The Args structs themselves, of course, can have ctors that setup sane default values for each field, so that lazy users can simply call:

        MyClass *obj = new MyClass(MyClass::Args());

and get a working, consistent class object with default settings. This way of setting default values also lets the user only change fields that they don't want to use default values for, rather than be constricted by the order of ctor default arguments: if you're unlucky enough to need a non-default value in a later parameter, you're forced to repeat the
default values for everything that comes before it.
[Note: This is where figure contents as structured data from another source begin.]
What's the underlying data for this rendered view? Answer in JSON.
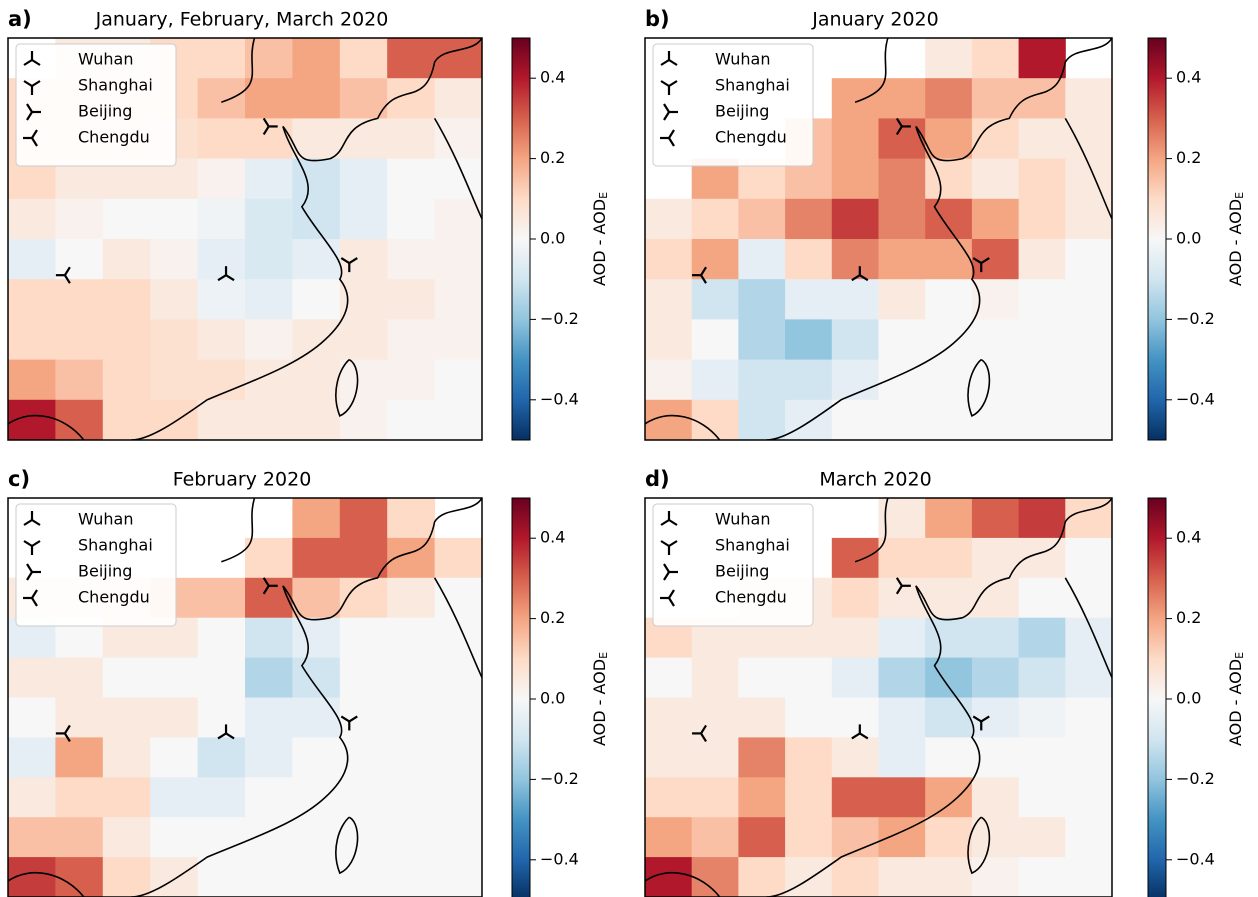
{
  "chart_data": [
    {
      "type": "heatmap",
      "panel": "a)",
      "title": "January, February, March 2020",
      "legend": [
        "Wuhan",
        "Shanghai",
        "Beijing",
        "Chengdu"
      ],
      "cbar_label": "AOD - AOD",
      "cbar_label_sub": "E",
      "clim": [
        -0.5,
        0.5
      ],
      "cticks": [
        {
          "value": -0.4,
          "label": "−0.4"
        },
        {
          "value": -0.2,
          "label": "−0.2"
        },
        {
          "value": 0,
          "label": "0.0"
        },
        {
          "value": 0.2,
          "label": "0.2"
        },
        {
          "value": 0.4,
          "label": "0.4"
        }
      ],
      "colormap": [
        "#053061",
        "#2166ac",
        "#4393c3",
        "#92c5de",
        "#d1e5f0",
        "#f7f7f7",
        "#fddbc7",
        "#f4a582",
        "#d6604d",
        "#b2182b",
        "#67001f"
      ],
      "values": [
        [
          null,
          0.05,
          0.05,
          0.1,
          0.1,
          0.15,
          0.2,
          0.1,
          0.3,
          0.3
        ],
        [
          0.1,
          0.1,
          0.1,
          0.1,
          0.15,
          0.2,
          0.2,
          0.15,
          0.1,
          0.05
        ],
        [
          0.1,
          0.1,
          0.1,
          0.08,
          0.1,
          0.1,
          0.05,
          0.05,
          0.05,
          0.02
        ],
        [
          0.1,
          0.05,
          0.05,
          0.05,
          0.02,
          -0.05,
          -0.1,
          -0.05,
          0,
          0
        ],
        [
          0.05,
          0.02,
          0,
          0,
          -0.02,
          -0.08,
          -0.1,
          -0.05,
          0,
          0.02
        ],
        [
          -0.05,
          0,
          0.05,
          0.02,
          -0.05,
          -0.08,
          -0.05,
          0.05,
          0.02,
          0.02
        ],
        [
          0.1,
          0.1,
          0.1,
          0.05,
          -0.03,
          -0.05,
          0,
          0.05,
          0.05,
          0.02
        ],
        [
          0.1,
          0.1,
          0.1,
          0.08,
          0.05,
          0.02,
          0.05,
          0.05,
          0.02,
          0.02
        ],
        [
          0.2,
          0.15,
          0.1,
          0.08,
          0.08,
          0.05,
          0.05,
          0.02,
          0.02,
          0
        ],
        [
          0.4,
          0.3,
          0.1,
          0.1,
          0.05,
          0.05,
          0.05,
          0.02,
          0,
          0
        ]
      ]
    },
    {
      "type": "heatmap",
      "panel": "b)",
      "title": "January 2020",
      "legend": [
        "Wuhan",
        "Shanghai",
        "Beijing",
        "Chengdu"
      ],
      "cbar_label": "AOD - AOD",
      "cbar_label_sub": "E",
      "clim": [
        -0.5,
        0.5
      ],
      "cticks": [
        {
          "value": -0.4,
          "label": "−0.4"
        },
        {
          "value": -0.2,
          "label": "−0.2"
        },
        {
          "value": 0,
          "label": "0.0"
        },
        {
          "value": 0.2,
          "label": "0.2"
        },
        {
          "value": 0.4,
          "label": "0.4"
        }
      ],
      "colormap": [
        "#053061",
        "#2166ac",
        "#4393c3",
        "#92c5de",
        "#d1e5f0",
        "#f7f7f7",
        "#fddbc7",
        "#f4a582",
        "#d6604d",
        "#b2182b",
        "#67001f"
      ],
      "values": [
        [
          null,
          null,
          null,
          null,
          null,
          null,
          0.05,
          0.1,
          0.4,
          null
        ],
        [
          null,
          null,
          null,
          null,
          0.2,
          0.2,
          0.25,
          0.15,
          0.15,
          0.05
        ],
        [
          null,
          null,
          null,
          0.15,
          0.2,
          0.3,
          0.2,
          0.1,
          0.05,
          0.05
        ],
        [
          null,
          0.2,
          0.1,
          0.15,
          0.2,
          0.25,
          0.1,
          0.05,
          0.1,
          0.05
        ],
        [
          0.05,
          0.1,
          0.15,
          0.25,
          0.35,
          0.25,
          0.3,
          0.2,
          0.1,
          0.05
        ],
        [
          0.1,
          0.2,
          -0.05,
          0.1,
          0.25,
          0.2,
          0.2,
          0.3,
          0.05,
          0
        ],
        [
          0.05,
          -0.1,
          -0.15,
          -0.05,
          -0.05,
          0.05,
          0,
          0.02,
          0,
          0
        ],
        [
          0.05,
          0,
          -0.15,
          -0.2,
          -0.1,
          0,
          0,
          0,
          0,
          0
        ],
        [
          0.02,
          -0.05,
          -0.1,
          -0.1,
          -0.05,
          0,
          0,
          0,
          0,
          0
        ],
        [
          0.2,
          0.1,
          -0.1,
          -0.05,
          0,
          0,
          0,
          0,
          0,
          0
        ]
      ]
    },
    {
      "type": "heatmap",
      "panel": "c)",
      "title": "February 2020",
      "legend": [
        "Wuhan",
        "Shanghai",
        "Beijing",
        "Chengdu"
      ],
      "cbar_label": "AOD - AOD",
      "cbar_label_sub": "E",
      "clim": [
        -0.5,
        0.5
      ],
      "cticks": [
        {
          "value": -0.4,
          "label": "−0.4"
        },
        {
          "value": -0.2,
          "label": "−0.2"
        },
        {
          "value": 0,
          "label": "0.0"
        },
        {
          "value": 0.2,
          "label": "0.2"
        },
        {
          "value": 0.4,
          "label": "0.4"
        }
      ],
      "colormap": [
        "#053061",
        "#2166ac",
        "#4393c3",
        "#92c5de",
        "#d1e5f0",
        "#f7f7f7",
        "#fddbc7",
        "#f4a582",
        "#d6604d",
        "#b2182b",
        "#67001f"
      ],
      "values": [
        [
          null,
          null,
          null,
          null,
          null,
          null,
          0.2,
          0.3,
          0.1,
          null
        ],
        [
          null,
          null,
          null,
          null,
          null,
          0.1,
          0.3,
          0.3,
          0.2,
          0.1
        ],
        [
          0.05,
          0.05,
          0.1,
          0.15,
          0.15,
          0.3,
          0.15,
          0.1,
          0.05,
          0
        ],
        [
          -0.05,
          0,
          0.05,
          0.05,
          0,
          -0.1,
          -0.05,
          0,
          0,
          0
        ],
        [
          0.05,
          0.05,
          0,
          0,
          0,
          -0.15,
          -0.1,
          0,
          0,
          0
        ],
        [
          0,
          0.05,
          0.05,
          0.05,
          0,
          -0.05,
          -0.05,
          0,
          0,
          0
        ],
        [
          -0.05,
          0.2,
          0.05,
          0,
          -0.1,
          -0.05,
          0,
          0,
          0,
          0
        ],
        [
          0.05,
          0.1,
          0.1,
          -0.05,
          -0.05,
          0,
          0,
          0,
          0,
          0
        ],
        [
          0.15,
          0.15,
          0.05,
          0,
          0,
          0,
          0,
          0,
          0,
          0
        ],
        [
          0.35,
          0.3,
          0.1,
          0.05,
          0,
          0,
          0,
          0,
          0,
          0
        ]
      ]
    },
    {
      "type": "heatmap",
      "panel": "d)",
      "title": "March 2020",
      "legend": [
        "Wuhan",
        "Shanghai",
        "Beijing",
        "Chengdu"
      ],
      "cbar_label": "AOD - AOD",
      "cbar_label_sub": "E",
      "clim": [
        -0.5,
        0.5
      ],
      "cticks": [
        {
          "value": -0.4,
          "label": "−0.4"
        },
        {
          "value": -0.2,
          "label": "−0.2"
        },
        {
          "value": 0,
          "label": "0.0"
        },
        {
          "value": 0.2,
          "label": "0.2"
        },
        {
          "value": 0.4,
          "label": "0.4"
        }
      ],
      "colormap": [
        "#053061",
        "#2166ac",
        "#4393c3",
        "#92c5de",
        "#d1e5f0",
        "#f7f7f7",
        "#fddbc7",
        "#f4a582",
        "#d6604d",
        "#b2182b",
        "#67001f"
      ],
      "values": [
        [
          null,
          null,
          null,
          null,
          null,
          0.05,
          0.2,
          0.3,
          0.35,
          0.1
        ],
        [
          null,
          null,
          null,
          null,
          0.3,
          0.1,
          0.1,
          0.05,
          0.05,
          0
        ],
        [
          null,
          null,
          0.05,
          0.05,
          0.1,
          0.05,
          0.05,
          0.05,
          0,
          0
        ],
        [
          0.1,
          0.05,
          0.05,
          0.05,
          0.05,
          -0.05,
          -0.1,
          -0.1,
          -0.15,
          -0.05
        ],
        [
          0,
          0.05,
          0,
          0,
          -0.05,
          -0.15,
          -0.2,
          -0.15,
          -0.1,
          -0.05
        ],
        [
          0.05,
          0.05,
          0.05,
          0,
          0,
          -0.05,
          -0.1,
          -0.05,
          -0.02,
          0
        ],
        [
          0.05,
          0.05,
          0.25,
          0.1,
          0.05,
          -0.05,
          0,
          0,
          0,
          0
        ],
        [
          0.1,
          0.1,
          0.2,
          0.1,
          0.3,
          0.3,
          0.2,
          0.05,
          0,
          0
        ],
        [
          0.2,
          0.15,
          0.3,
          0.1,
          0.15,
          0.2,
          0.1,
          0.05,
          0.05,
          0
        ],
        [
          0.4,
          0.25,
          0.1,
          0.05,
          0.1,
          0.05,
          0.05,
          0.02,
          0,
          0
        ]
      ]
    }
  ]
}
In D, this approach isn't quite as nice, because D structs don't have inheritance, so you can't simply pass Args from derived class to base
class. You'd have to explicitly do something like:

        class BaseClass {
        public:
                struct Args { ...  }
                this(Args args) { ... }
        }

        class MyClass {
        public:
                struct Args {
BaseClass.Args base; // <-- explicit inclusion of BaseClass.Args
                        ...
                }
                this(Args args) {
                        super(args.base);       // <-- more verbose than just 
super(args);
                        ...
                }
        }

Initializing the args also isn't as nice, since user code will have to know exactly which fields are in .base and which aren't. You can't just
write, like in C++:

        // C++
        MyClass::Args args;
        args.basefield1 = 123;
        args.field2 = 321;

you'd have to write, in D:

        // D
        MyClass.Args args;
        args.base.basefield1 = 123;
        args.field2 = 321;

which isn't as nice in terms of encapsulation, since ideally user code should need to care about the exact boundaries between base class and
derived class.

I haven't really thought about how this might be made nicer in D,
though.


T

See above, this is basically the builder pattern. It's a neat trick, giving your args objects a class hierarchy of their own. I think that one drawback of that, however, is that now you have to maintain *two* class hierarchies. Have you found this to be a problem in practice?

As an aside, you could probably simulate the inheritance of the args objects in D either with alias this or even opDispatch. Still, this means that you need to nest the structs within each-other, and this could get silly after 2-3 "generations" of args objects.